Methods: Rabbit corneal endothelial cells were cultivated, passaged, and labeled with the fluorescent tracker CM-DiI, then transplanted onto denuded AM. The cell density, morphology, histology and ultrastructure of the cultured cells on AM were examined by light microscope, fluorescent microscopy and scanning electron microscope. To determine whether these composite endothelial sheets were functional in vivo, the sheets were transplanted onto rabbit corneas whose deep lamellar with Descemet's membrane and endothelial cells had been completely removed. The deep layer excised rabbit corneas without any transplantation or with transplantation of denuded AM were treated as controls. After transplantation, the corneal appearance and corneal thickness were examined. The grafts were examined for cell density, morphology and histology 4 weeks after the surgery.

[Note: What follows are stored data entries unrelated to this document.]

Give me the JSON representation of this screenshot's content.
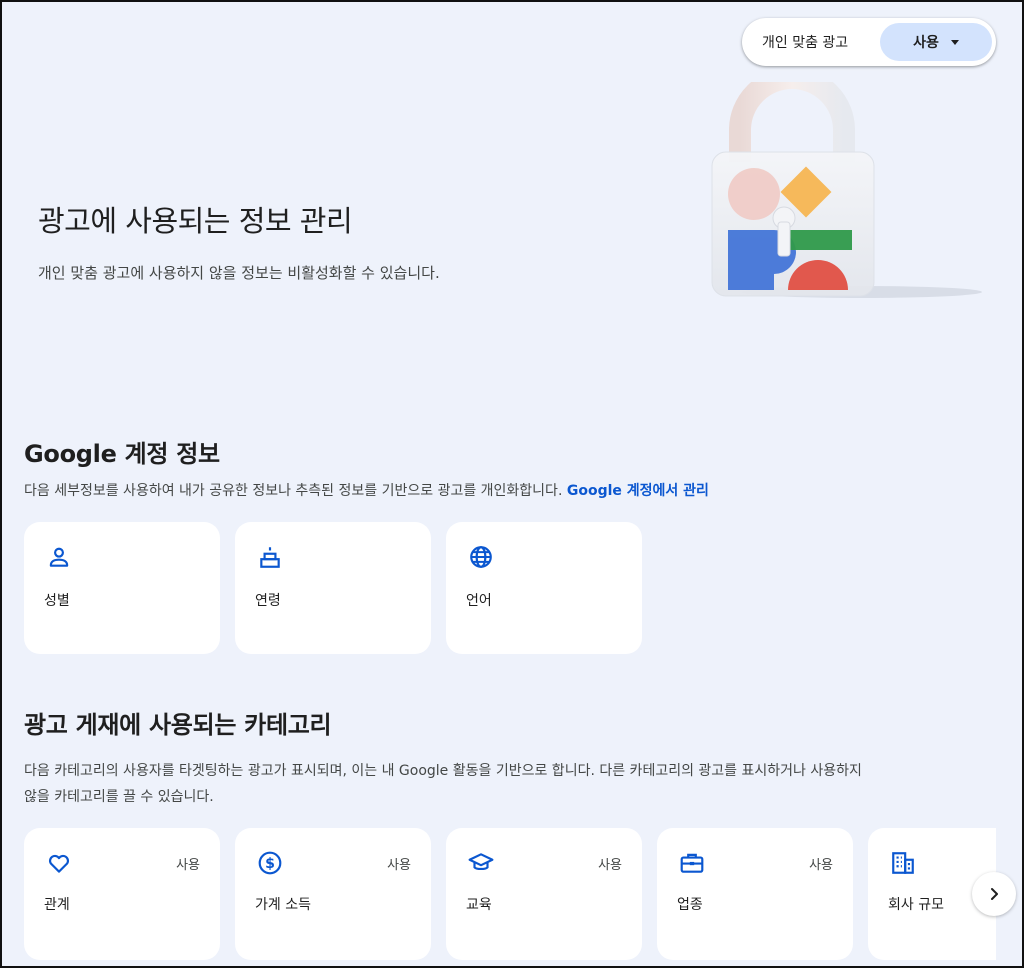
{
  "ad_personalization": {
    "label": "개인 맞춤 광고",
    "value": "사용"
  },
  "hero": {
    "title": "광고에 사용되는 정보 관리",
    "subtitle": "개인 맞춤 광고에 사용하지 않을 정보는 비활성화할 수 있습니다."
  },
  "account_section": {
    "title": "Google 계정 정보",
    "description": "다음 세부정보를 사용하여 내가 공유한 정보나 추측된 정보를 기반으로 광고를 개인화합니다.",
    "link": "Google 계정에서 관리",
    "cards": [
      {
        "label": "성별",
        "icon": "person-icon"
      },
      {
        "label": "연령",
        "icon": "cake-icon"
      },
      {
        "label": "언어",
        "icon": "globe-icon"
      }
    ]
  },
  "categories_section": {
    "title": "광고 게재에 사용되는 카테고리",
    "description_line1": "다음 카테고리의 사용자를 타겟팅하는 광고가 표시되며, 이는 내 Google 활동을 기반으로 합니다. 다른 카테고리의 광고를 표시하거나 사용하지",
    "description_line2": "않을 카테고리를 끌 수 있습니다.",
    "cards": [
      {
        "label": "관계",
        "status": "사용",
        "icon": "heart-icon"
      },
      {
        "label": "가계 소득",
        "status": "사용",
        "icon": "dollar-icon"
      },
      {
        "label": "교육",
        "status": "사용",
        "icon": "graduation-cap-icon"
      },
      {
        "label": "업종",
        "status": "사용",
        "icon": "briefcase-icon"
      },
      {
        "label": "회사 규모",
        "status": "",
        "icon": "building-icon"
      }
    ]
  },
  "colors": {
    "accent": "#0b57d0",
    "toggle_bg": "#d3e3fd",
    "page_bg": "#eef2fb"
  }
}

Results: A monolayer of endothelial cells were confluent on the AM 5 - 7 days after seeding. The density of the endothelial cells was (3202.84 +/- 347.77)/mm(2). Morphologically, the sheets consisted of a fairly continuous layer of flat polygonal endothelial cells that appeared uniform in size with tight junctions. The labeled cells were red in color under fluorescent microscopy. After transplantation, the corneas that received cultured endothelial cells had little edema and retained their thinness and transparency, while the corneas of controls showed prominent edema and opacity, indicating that these cells were transplanted cells rather than the cells migrated from peripheral cornea. Four weeks after surgery, the labeled endothelial cells were still found in the cornea with red fluorescence.
Conclusions: AM maintains cultured endothelial cells' morphology and function both in vitro and in vivo. AM could serve as a carrier for corneal endothelial cells transplantation. These results provide a promising method for the treatment of diseases caused by corneal endothelial disorders.